AI uses qualitative and quantitative data to ensure its effectiveness. These are becoming increasingly scarce, and this could complicate the development of the technology.
It should be noted that data science lies at the heart of the development of artificial intelligence. The language models feed on a considerable volume of information to learn and acquire new abilities. It’s not just a question of quantity, however.AI also needs data qualitative data.
Data shortage by 2026?
Qualitative data is not inexhaustible. Researchers working on artificial reason have been warning for almost a year about the scarcity of such data. This paper is available in the online archive arXiv details their concerns.
Indeed, their forecasts predict that AI companies could run out of high-quality data as early as 2026. These companies would then have to turn to lower-quality data. But even the latter could also no longer be sufficient between 2030 and 2060.
Rita Matulionyte referred to this situation in a recent essay published on The Conversation website. For the record, this speaker is a professor in information technology law to theMacquarie University Sydney, Australia.
Synthetic data instead of natural data
Given the amount of data that AI systems systems need to function and improve, specialist companies find themselves in a precarious position. The remarkable evolution in the capabilities of language models comes from the fact that developers are feeding them with more data.
If the supply of data stagnates, the industry will also experience a noticeable slowdown. The synthetic data are the solution for Matulionyte.
In the research and development of artificial intelligence, qualitative data refers to natural data. It should be noted that the latter are generated by humans. These natural data are thus in opposition to the synthetic content from Generative AI.
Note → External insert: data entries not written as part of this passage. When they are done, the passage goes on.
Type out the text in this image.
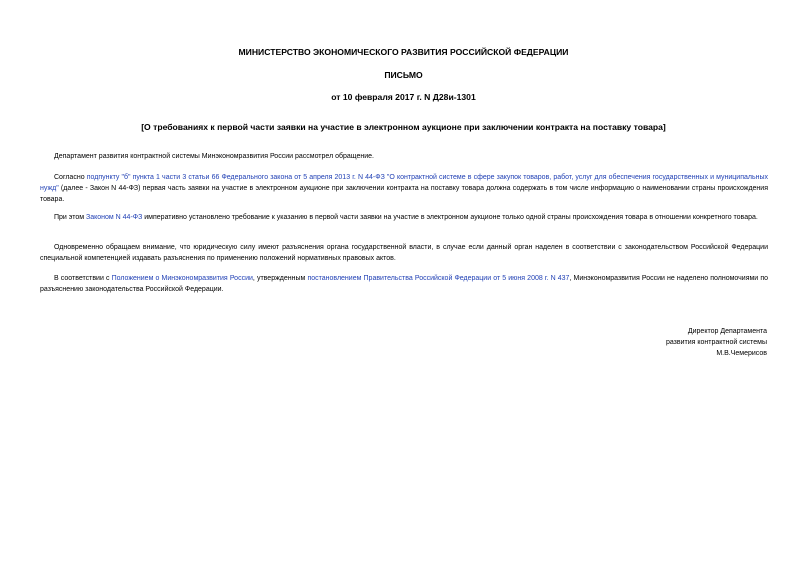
МИНИСТЕРСТВО ЭКОНОМИЧЕСКОГО РАЗВИТИЯ РОССИЙСКОЙ ФЕДЕРАЦИИ
ПИСЬМО
от 10 февраля 2017 г. N Д28и-1301
[О требованиях к первой части заявки на участие в электронном аукционе при заключении контракта на поставку товара]
Департамент развития контрактной системы Минэкономразвития России рассмотрел обращение.
Согласно подпункту "б" пункта 1 части 3 статьи 66 Федерального закона от 5 апреля 2013 г. N 44-ФЗ "О контрактной системе в сфере закупок товаров, работ, услуг для обеспечения государственных и муниципальных нужд" (далее - Закон N 44-ФЗ) первая часть заявки на участие в электронном аукционе при заключении контракта на поставку товара должна содержать в том числе информацию о наименовании страны происхождения товара.
При этом Законом N 44-ФЗ императивно установлено требование к указанию в первой части заявки на участие в электронном аукционе только одной страны происхождения товара в отношении конкретного товара.
Одновременно обращаем внимание, что юридическую силу имеют разъяснения органа государственной власти, в случае если данный орган наделен в соответствии с законодательством Российской Федерации специальной компетенцией издавать разъяснения по применению положений нормативных правовых актов.
В соответствии с Положением о Минэкономразвития России, утвержденным постановлением Правительства Российской Федерации от 5 июня 2008 г. N 437, Минэкономразвития России не наделено полномочиями по разъяснению законодательства Российской Федерации.
Директор Департамента
развития контрактной системы
М.В.Чемерисов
Feeding AI with synthetic data, a viable solution?
The use of synthetic data can completely break a language model. Studies show that training with AI-generated content significantly undermines the effectiveness of the resulting model. In particular, generative AI fed with this type of content can lack relevance and variety in its results.
Models fed with synthetic content are less effective. However, this does not prevent some companies from experimenting with this type of data.
An alternative to synthetic content would be to implement a natural data farm. Hundreds or even thousands of people would gather in a gigantic hangar, each with a smartphone or computer. Their daily activities would then generate natural data.
The solution seems practical at first glance. However, its realization poses a number of problems, particularly for companies in the artificial intelligence sector.
In principle, a company specializing in AI can seek collaboration with an entity with a large quantity of high-quality data. This is undoubtedly what motivated the merger between Anthropic and the two Internet giants, Google and Amazon.